System Design: Two Production-Ready Services
A) Thread-Safe LRU Caching Service
Design and describe a production-ready, in-process LRU cache that can also be deployed as a networked cache service.
Specify:
-
API surface (in-process library and optional network endpoints): get/put/delete/computeIfAbsent, per-entry TTL, size limits, stats.
-
Concurrency control inside a process (e.g., fine-grained locks, lock striping, or lock-free techniques).

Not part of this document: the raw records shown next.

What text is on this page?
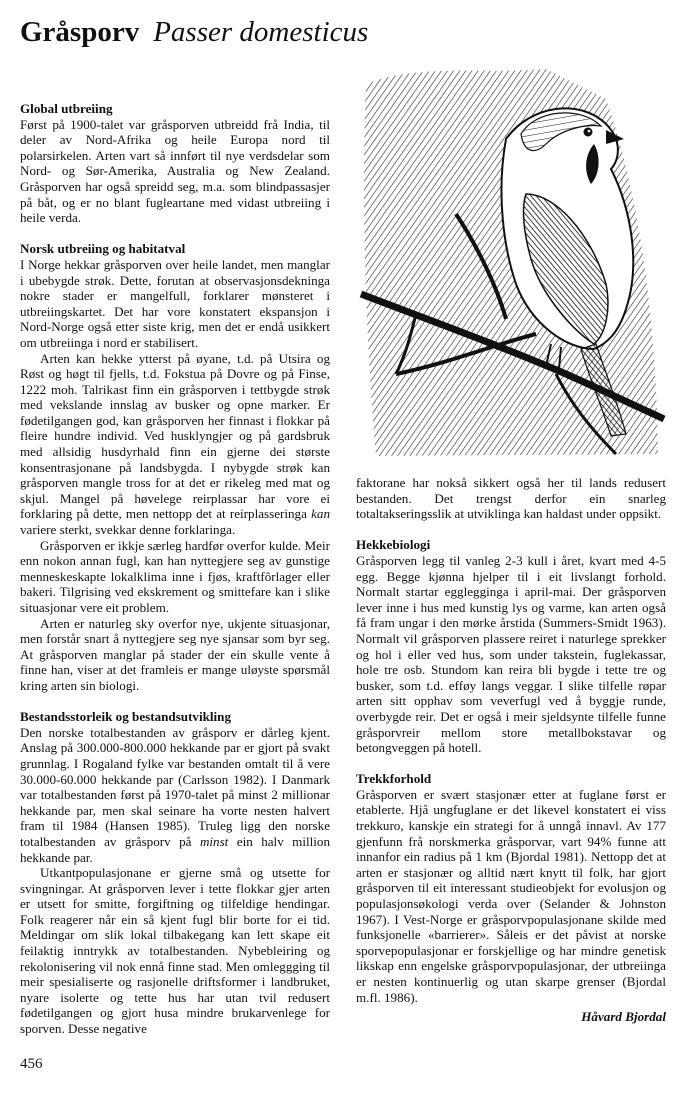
Gråsporv Passer domesticus
Global utbreiing

Først på 1900-talet var gråsporven utbreidd frå India, til deler av Nord-Afrika og heile Europa nord til polarsirkelen. Arten vart så innført til nye verdsdelar som Nord- og Sør-Amerika, Australia og New Zealand. Gråsporven har også spreidd seg, m.a. som blindpassasjer på båt, og er no blant fugleartane med vidast utbreiing i heile verda.

Norsk utbreiing og habitatval

I Norge hekkar gråsporven over heile landet, men manglar i ubebygde strøk. Dette, forutan at observasjonsdekninga nokre stader er mangelfull, forklarer mønsteret i utbreiingskartet. Det har vore konstatert ekspansjon i Nord-Norge også etter siste krig, men det er endå usikkert om utbreiinga i nord er stabilisert.

Arten kan hekke ytterst på øyane, t.d. på Utsira og Røst og høgt til fjells, t.d. Fokstua på Dovre og på Finse, 1222 moh. Talrikast finn ein gråsporven i tettbygde strøk med vekslande innslag av busker og opne marker. Er fødetilgangen god, kan gråsporven her finnast i flokkar på fleire hundre individ. Ved husklyngjer og på gardsbruk med allsidig husdyrhald finn ein gjerne dei største konsentrasjonane på landsbygda. I nybygde strøk kan gråsporven mangle tross for at det er rikeleg med mat og skjul. Mangel på høvelege reirplassar har vore ei forklaring på dette, men nettopp det at reirplasseringa kan variere sterkt, svekkar denne forklaringa.

Gråsporven er ikkje særleg hardfør overfor kulde. Meir enn nokon annan fugl, kan han nyttegjere seg av gunstige menneskeskapte lokalklima inne i fjøs, kraftfôrlager eller bakeri. Tilgrising ved ekskrement og smittefare kan i slike situasjonar vere eit problem.

Arten er naturleg sky overfor nye, ukjente situasjonar, men forstår snart å nyttegjere seg nye sjansar som byr seg. At gråsporven manglar på stader der ein skulle vente å finne han, viser at det framleis er mange uløyste spørsmål kring arten sin biologi.

Bestandsstorleik og bestandsutvikling

Den norske totalbestanden av gråsporv er dårleg kjent. Anslag på 300.000-800.000 hekkande par er gjort på svakt grunnlag. I Rogaland fylke var bestanden omtalt til å vere 30.000-60.000 hekkande par (Carlsson 1982). I Danmark var totalbestanden først på 1970-talet på minst 2 millionar hekkande par, men skal seinare ha vorte nesten halvert fram til 1984 (Hansen 1985). Truleg ligg den norske totalbestanden av gråsporv på minst ein halv million hekkande par.

Utkantpopulasjonane er gjerne små og utsette for svingningar. At gråsporven lever i tette flokkar gjer arten er utsett for smitte, forgiftning og tilfeldige hendingar. Folk reagerer når ein så kjent fugl blir borte for ei tid. Meldingar om slik lokal tilbakegang kan lett skape eit feilaktig inntrykk av totalbestanden. Nybebleiring og rekolonisering vil nok ennå finne stad. Men omleggging til meir spesialiserte og rasjonelle driftsformer i landbruket, nyare isolerte og tette hus har utan tvil redusert fødetilgangen og gjort husa mindre brukarvenlege for sporven. Desse negative

faktorane har nokså sikkert også her til lands redusert bestanden. Det trengst derfor ein snarleg totaltakseringsslik at utviklinga kan haldast under oppsikt.

Hekkebiologi

Gråsporven legg til vanleg 2-3 kull i året, kvart med 4-5 egg. Begge kjønna hjelper til i eit livslangt forhold. Normalt startar egglegginga i april-mai. Der gråsporven lever inne i hus med kunstig lys og varme, kan arten også få fram ungar i den mørke årstida (Summers-Smidt 1963). Normalt vil gråsporven plassere reiret i naturlege sprekker og hol i eller ved hus, som under takstein, fuglekassar, hole tre osb. Stundom kan reira bli bygde i tette tre og busker, som t.d. efføy langs veggar. I slike tilfelle røpar arten sitt opphav som veverfugl ved å byggje runde, overbygde reir. Det er også i meir sjeldsynte tilfelle funne gråsporvreir mellom store metallbokstavar og betongveggen på hotell.

Trekkforhold

Gråsporven er svært stasjonær etter at fuglane først er etablerte. Hjå ungfuglane er det likevel konstatert ei viss trekkuro, kanskje ein strategi for å unngå innavl. Av 177 gjenfunn frå norskmerka gråsporvar, vart 94% funne att innanfor ein radius på 1 km (Bjordal 1981). Nettopp det at arten er stasjonær og alltid nært knytt til folk, har gjort gråsporven til eit interessant studieobjekt for evolusjon og populasjonsøkologi verda over (Selander & Johnston 1967). I Vest-Norge er gråsporvpopulasjonane skilde med funksjonelle «barrierer». Såleis er det påvist at norske sporvepopulasjonar er forskjellige og har mindre genetisk likskap enn engelske gråsporvpopulasjonar, der utbreiinga er nesten kontinuerlig og utan skarpe grenser (Bjordal m.fl. 1986).

Håvard Bjordal
456
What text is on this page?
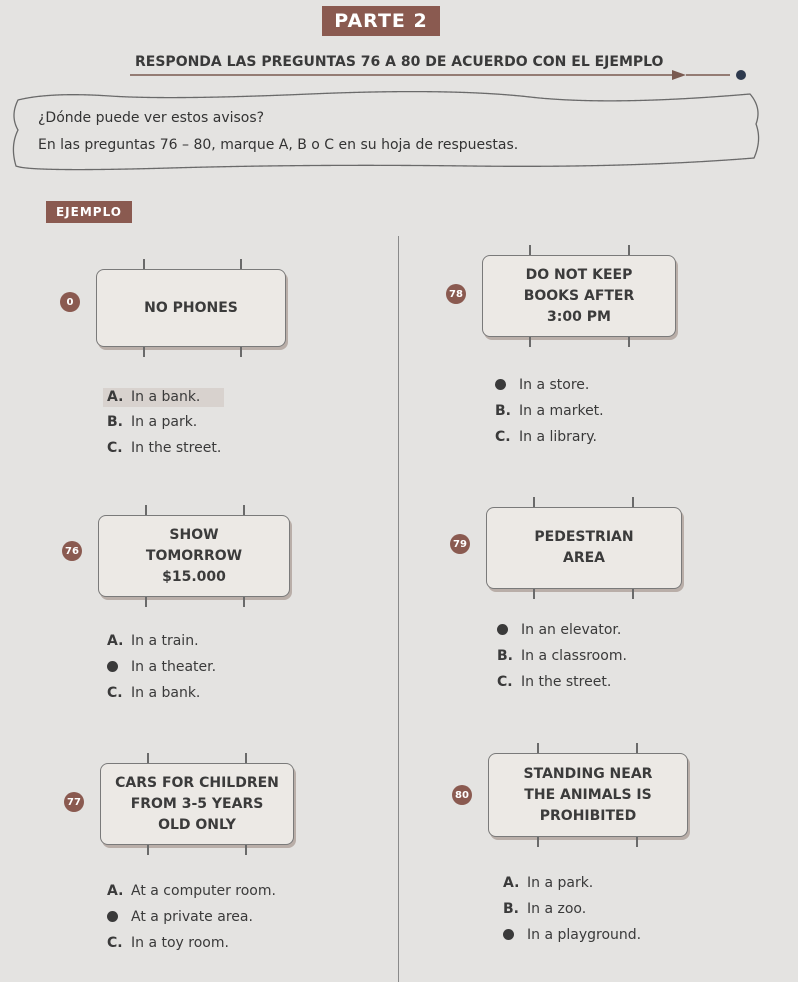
PARTE 2
RESPONDA LAS PREGUNTAS 76 A 80 DE ACUERDO CON EL EJEMPLO
¿Dónde puede ver estos avisos?
En las preguntas 76 – 80, marque A, B o C en su hoja de respuestas.
EJEMPLO
0	NO PHONES
A. In a bank.
B. In a park.
C. In the street.
78
DO NOT KEEP
BOOKS AFTER
3:00 PM
In a store.
B. In a market.
C. In a library.
76
SHOW
TOMORROW
$15.000
A. In a train.
In a theater.
C. In a bank.
79	PEDESTRIAN
AREA
In an elevator.
B. In a classroom.
C. In the street.
77
CARS FOR CHILDREN
FROM 3-5 YEARS
OLD ONLY
A. At a computer room.
At a private area.
C. In a toy room.
80
STANDING NEAR
THE ANIMALS IS
PROHIBITED
A. In a park.
B. In a zoo.
In a playground.
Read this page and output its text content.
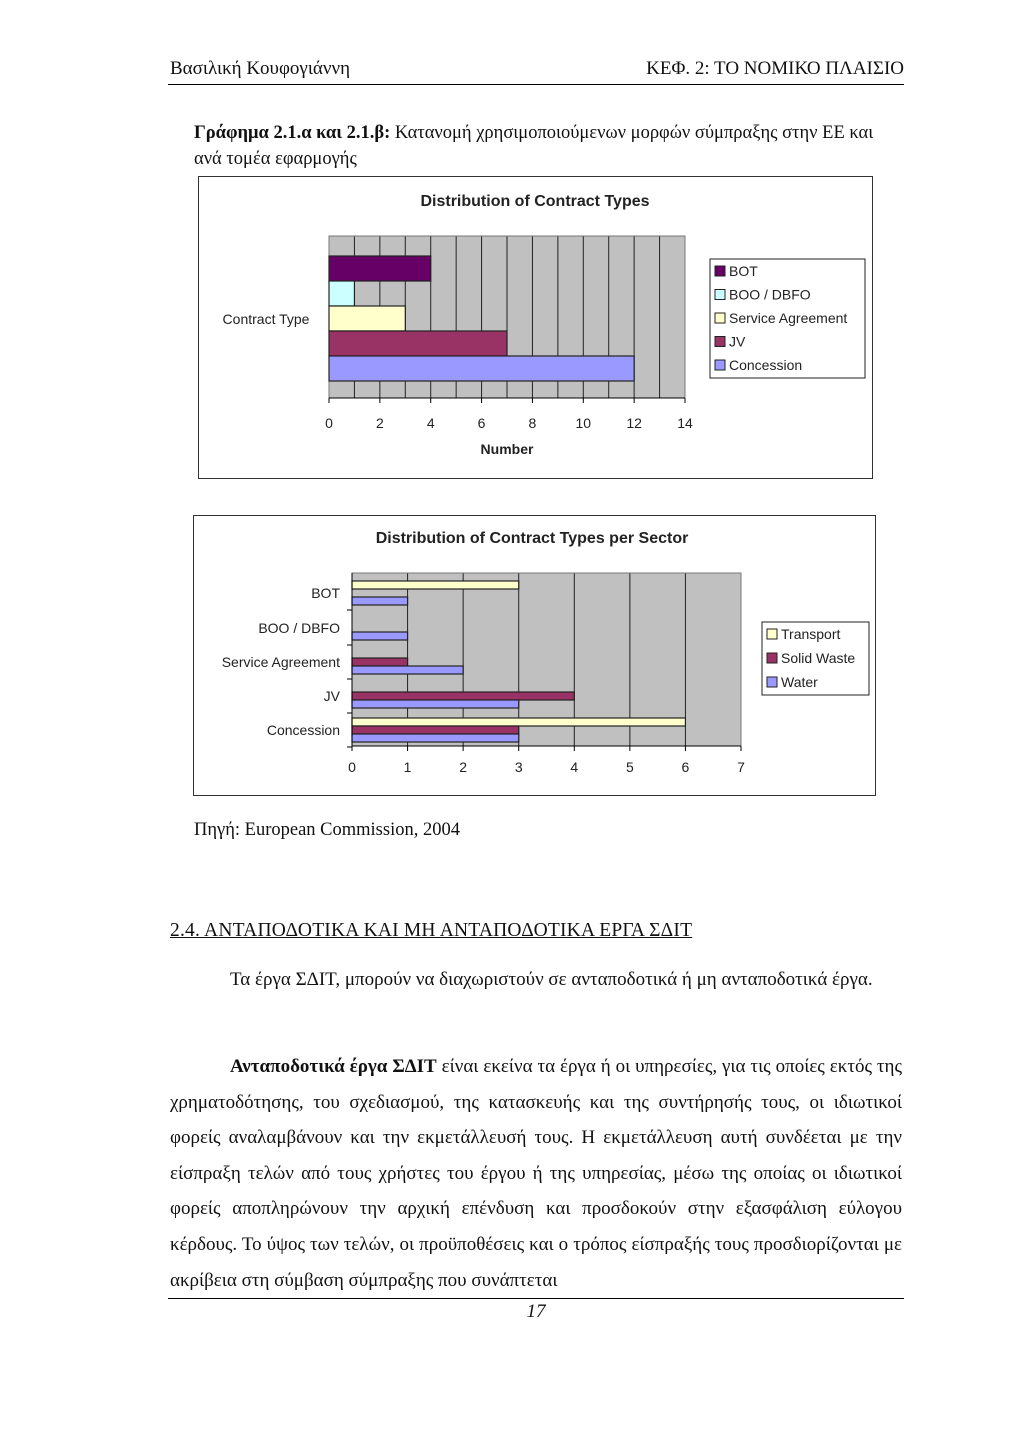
Βασιλική Κουφογιάννη	ΚΕΦ. 2: ΤΟ ΝΟΜΙΚΟ ΠΛΑΙΣΙΟ
Γράφημα 2.1.α και 2.1.β: Κατανομή χρησιμοποιούμενων μορφών σύμπραξης στην ΕΕ και ανά τομέα εφαρμογής
Distribution of Contract Types
0	2	4	6	8	10	12	14
Number
Contract Type
BOT
BOO / DBFO
Service Agreement
JV
Concession
Distribution of Contract Types per Sector
BOT
BOO / DBFO
Service Agreement
JV
Concession
0	1	2	3	4	5	6	7
Transport
Solid Waste
Water
Πηγή: European Commission, 2004
2.4. ΑΝΤΑΠΟΔΟΤΙΚΑ ΚΑΙ ΜΗ ΑΝΤΑΠΟΔΟΤΙΚΑ ΕΡΓΑ ΣΔΙΤ
Τα έργα ΣΔΙΤ, μπορούν να διαχωριστούν σε ανταποδοτικά ή μη ανταποδοτικά έργα.
Ανταποδοτικά έργα ΣΔΙΤ είναι εκείνα τα έργα ή οι υπηρεσίες, για τις οποίες εκτός της χρηματοδότησης, του σχεδιασμού, της κατασκευής και της συντήρησής τους, οι ιδιωτικοί φορείς αναλαμβάνουν και την εκμετάλλευσή τους. Η εκμετάλλευση αυτή συνδέεται με την είσπραξη τελών από τους χρήστες του έργου ή της υπηρεσίας, μέσω της οποίας οι ιδιωτικοί φορείς αποπληρώνουν την αρχική επένδυση και προσδοκούν στην εξασφάλιση εύλογου κέρδους. Το ύψος των τελών, οι προϋποθέσεις και ο τρόπος είσπραξής τους προσδιορίζονται με ακρίβεια στη σύμβαση σύμπραξης που συνάπτεται
17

Ensure eviction is correct under concurrent access.
-
TTL and capacity management (entry count limit, weighted by bytes, admission control).
-
Metrics and observability (hits/misses, evictions, latencies, saturation, traces, logs, debug endpoints).
-
Scaling across multiple instances:
-
Using Redis (or another remote cache): topology, client behavior, backpressure, failure handling.
-
Or client-side sharding with consistent hashing: hot key mitigation, replication/failover, rebalancing, consistency model.
-
Handling hot keys, backpressure, and data consistency semantics (cache-aside/write-through, stale reads, idempotency of updates, CAS).
Provide concrete choices and trade-offs.
B) Compute-Heavy "Find Transfer Combinations" API
Design an API that computes transfer route combinations (e.g., finding valid paths across payment rails/providers with constraints), with potential traffic spikes.
Specify:
-
Stateless vs. stateful design; avoid shared mutable state in workers and define per-request memory management.
-
Caching and precomputation strategies; request de-duplication (in-process and cross-instance).
-
Rate limiting, timeouts/deadlines, cancellation, idempotency.
-
Horizontal scaling and autoscaling policies; synchronous vs. async job modes.
-
Capacity estimates with clear assumptions and formulas.
-
A testing plan covering correctness, performance, reliability, and operability.
Make any minimal, explicit assumptions needed so the design is concrete.